French manufacturer Renault has real hot hatch pedigree. Ever since it invented the 5 Turbo, it has mined a rich seam of go-faster models – and the current Clio 200 is the king of the supermini class.
We’re not huge fans of the styling revisions inflicted on the latest car as part of its mid-life facelift, but the performance flagship wears them really well. Its gloss black nose, wider front wings and smart alloy wheels strike just the right note.
Entry-level 200 Cup models cost £16,810 and feature few toys inside, but come with lower and stiffer suspension, red Brembo brake calipers and anthracite alloys. The Clio 200 carries a
£1,000 premium, and gains a host of luxuries, such as climate and cruise control, plus a leather steering wheel. But it does without the lesser model’s racy chassis settings. Confusingly, the stiffer springs and dampers of the Cup version, and its wheels and brakes, can be specified as a £450 option in the more expensive car – and that’s what we test here.
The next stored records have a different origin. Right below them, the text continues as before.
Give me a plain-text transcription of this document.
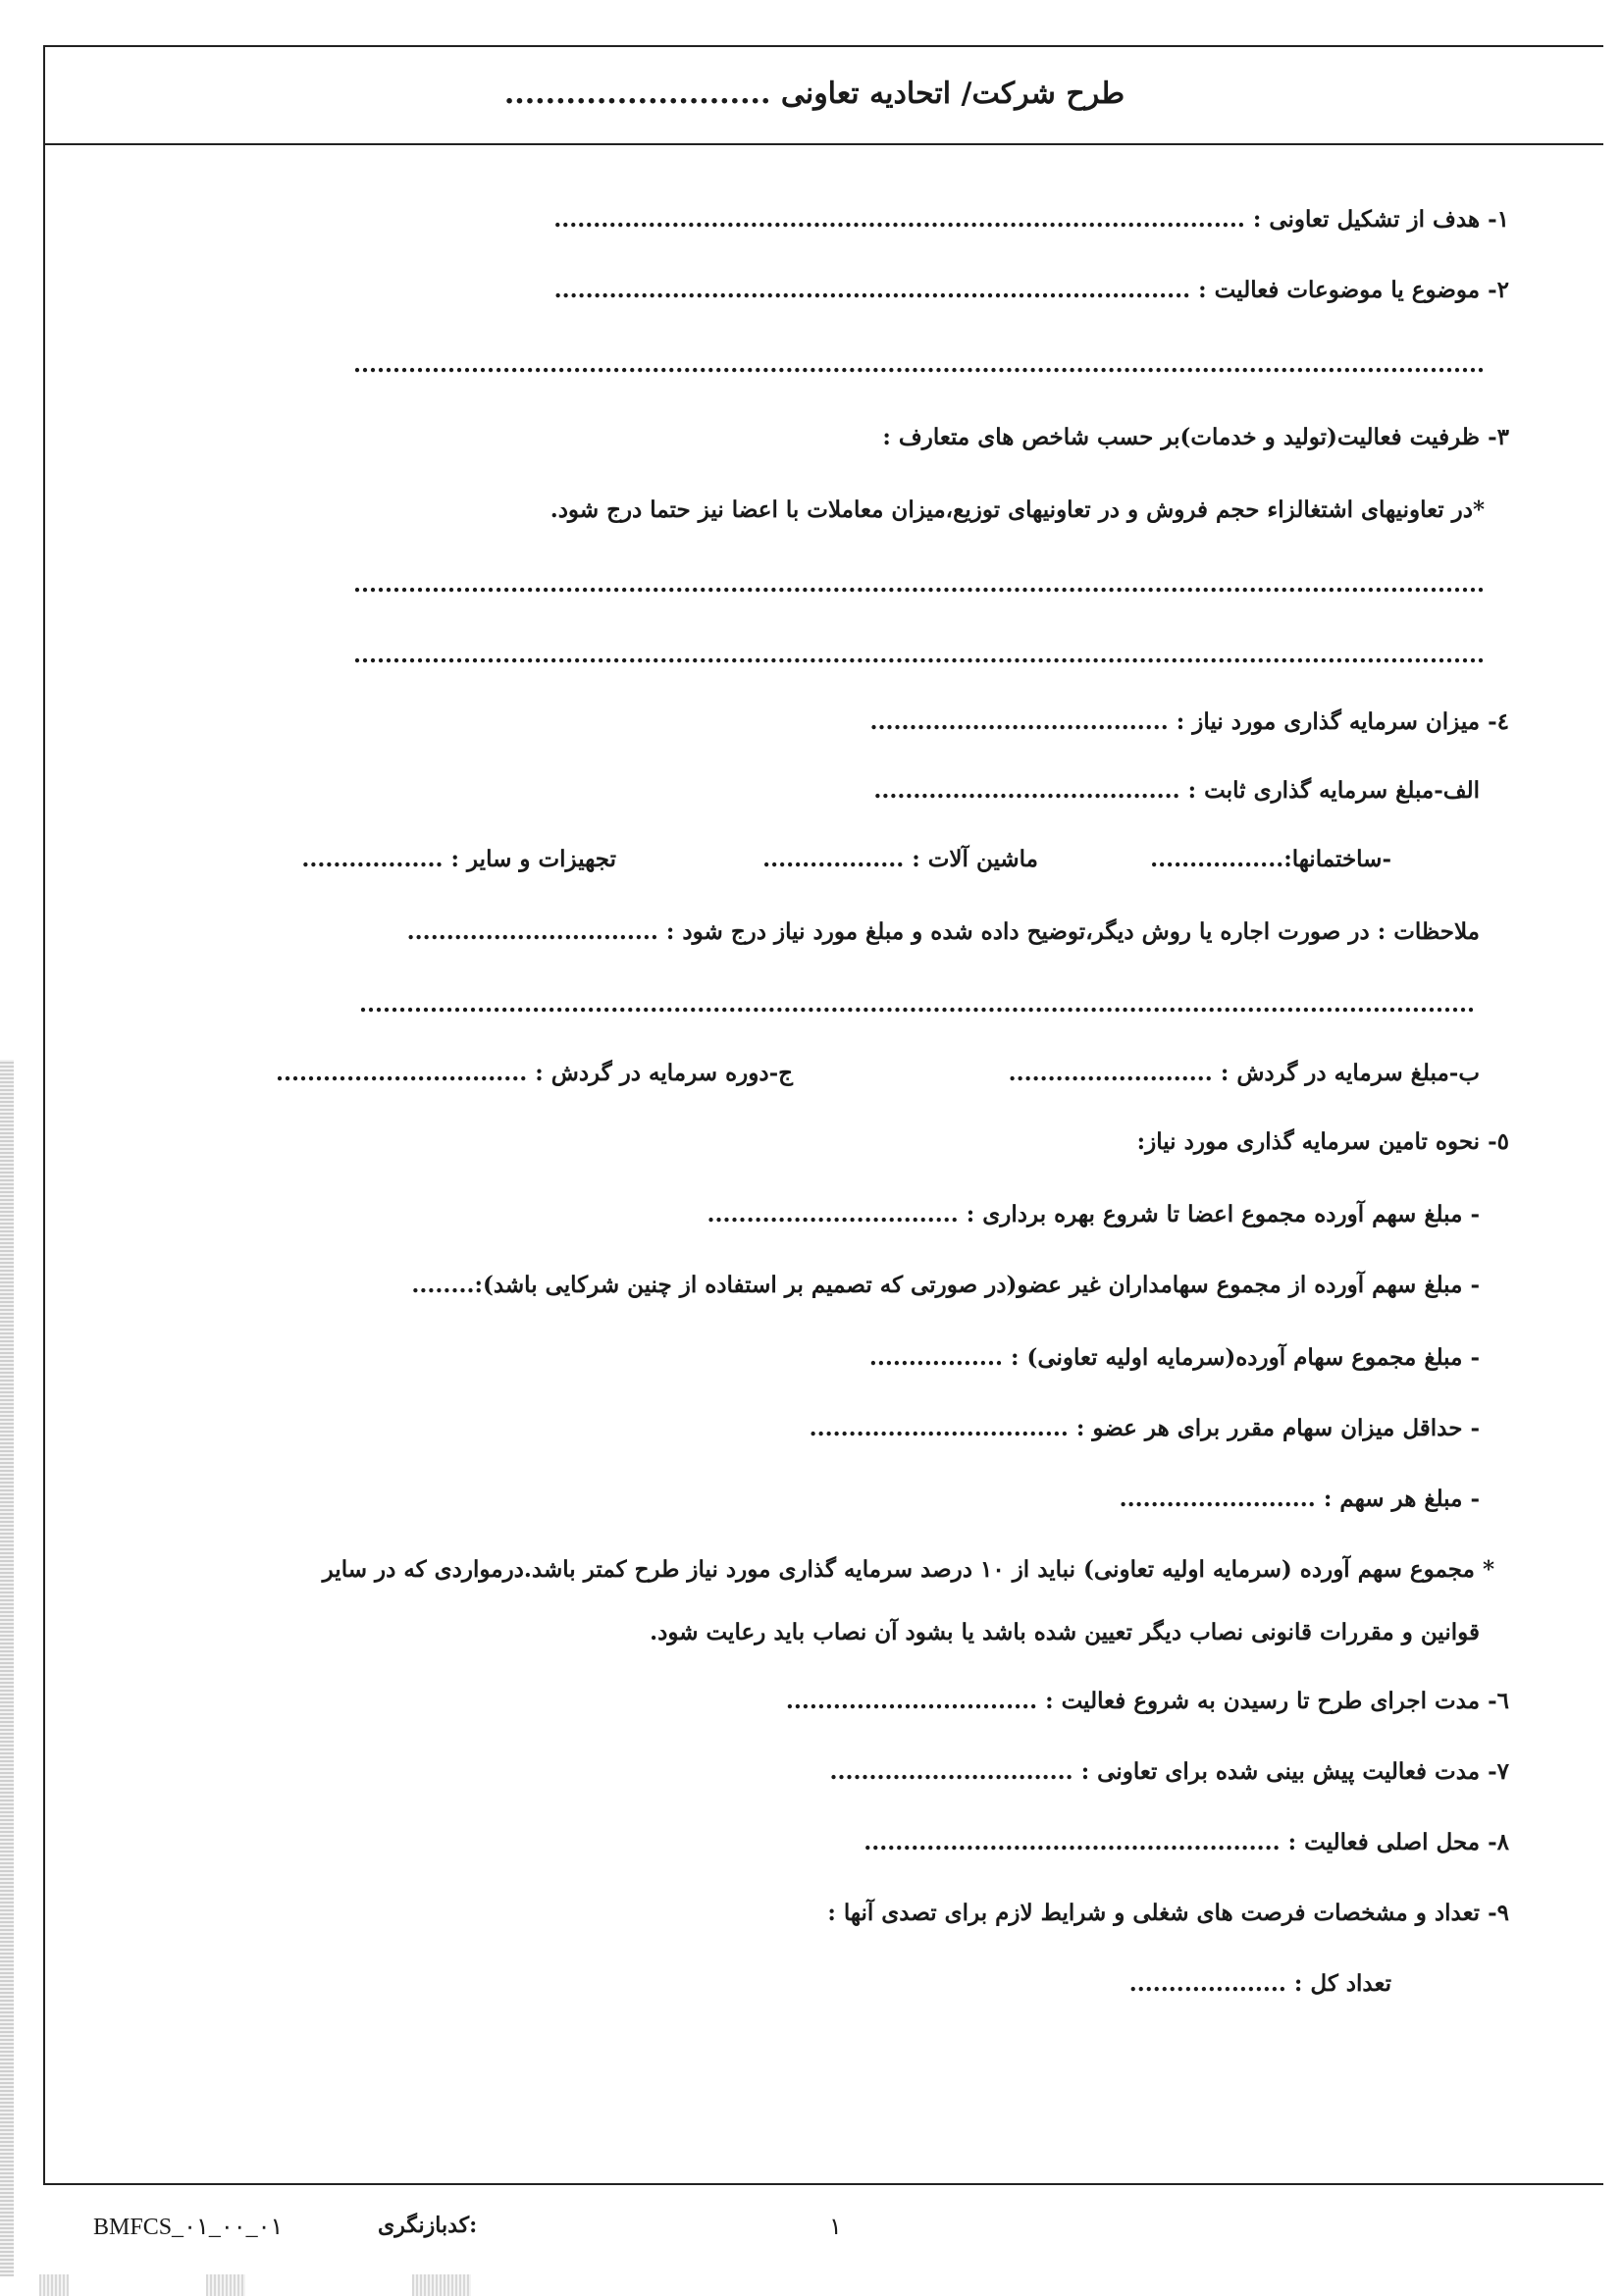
طرح شرکت/ اتحادیه تعاونی ..........................
١- هدف از تشکیل تعاونی : ........................................................................................
٢- موضوع یا موضوعات فعالیت : .................................................................................
................................................................................................................................................
٣- ظرفیت فعالیت(تولید و خدمات)بر حسب شاخص های متعارف :
*در تعاونیهای اشتغالزاء حجم فروش و در تعاونیهای توزیع،میزان معاملات با اعضا نیز حتما درج شود.
................................................................................................................................................
................................................................................................................................................
٤- میزان سرمایه گذاری مورد نیاز : ......................................
الف-مبلغ سرمایه گذاری ثابت : .......................................
-ساختمانها:.................
ماشین آلات : ..................
تجهیزات و سایر : ..................
ملاحظات : در صورت اجاره یا روش دیگر،توضیح داده شده و مبلغ مورد نیاز درج شود : ................................
..............................................................................................................................................
ب-مبلغ سرمایه در گردش : ..........................
ج-دوره سرمایه در گردش : ................................
٥- نحوه تامین سرمایه گذاری مورد نیاز:
- مبلغ سهم آورده مجموع اعضا تا شروع بهره برداری : ................................
- مبلغ سهم آورده از مجموع سهامداران غیر عضو(در صورتی که تصمیم بر استفاده از چنین شرکایی باشد):........
- مبلغ مجموع سهام آورده(سرمایه اولیه تعاونی) : .................
- حداقل میزان سهام مقرر برای هر عضو : .................................
- مبلغ هر سهم : .........................
* مجموع سهم آورده (سرمایه اولیه تعاونی) نباید از ١٠ درصد سرمایه گذاری مورد نیاز طرح کمتر باشد.درمواردی که در سایر
قوانین و مقررات قانونی نصاب دیگر تعیین شده باشد یا بشود آن نصاب باید رعایت شود.
٦- مدت اجرای طرح تا رسیدن به شروع فعالیت : ................................
٧- مدت فعالیت پیش بینی شده برای تعاونی : ...............................
٨- محل اصلی فعالیت : .....................................................
٩- تعداد و مشخصات فرصت های شغلی و شرایط لازم برای تصدی آنها :
تعداد کل : ....................
١
کدبازنگری:
BMFCS_٠١_٠٠_٠١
Our model was also fitted with optional Recaro seats (£1,020). But even with all these add-ons, the Renaultsport is comfortably the cheapest of our trio. Given its mainstream underpinnings, it’s no surprise that it feels cheaper inside than the Citroen and MINI. But the price reflects this, and the Clio is easily the most versatile, with more rear legroom and boot space than its rivals.
The driving position is perfect, and the firm Recaro sports seats hold you snugly in place, while the workmanlike cabin is perfectly suited to the task in hand – the no-frills layout allows you to make the most of the thrilling engine. Its maximum output of 202bhp is produced at a heady 7,100rpm, so you really have to work it to make the most of its performance.
Closely stacked gear ratios (70mph in sixth equates to 3,200rpm) and a slick shift make this great fun, and as the revs rise, so does the volume.
The engine thrives on hard work, and you find yourself maximising every gear just for the screaming soundtrack and surge of acceleration as it reaches the red line.
It trails the other cars for straight-line pace – it was eight-tenths behind from 0-60mph, with a time of 7.3 seconds – but this is irrelevant once you get behind the wheel. The Renault feels faster than its figures suggest and dives into corners with more enthusiasm than the Citroen and more composure than the MINI.
Grip is predictably strong, and you can steer the car on the throttle with real accuracy if you adjust the pedal midway through a corner. It’s thrilling stuff, and soon has you hooked as you
blast towards the next bend to experience it all over again.
Alternatively, the Clio rewards a more precise and tidy approach, so you can enjoy it regardless of your mood or road conditions. The low-speed ride may be harsh, and it’s a frenetic motorway companion, but few cars egg you on in this way. And even fewer provide such dynamic rewards when you respond.
Chart position: 1WHY: On performance per pound, the Renaultsport Clio 200 takes some beating. With its revvy normally aspirated engine and stiff Cup chassis, it’s a hardcore choice.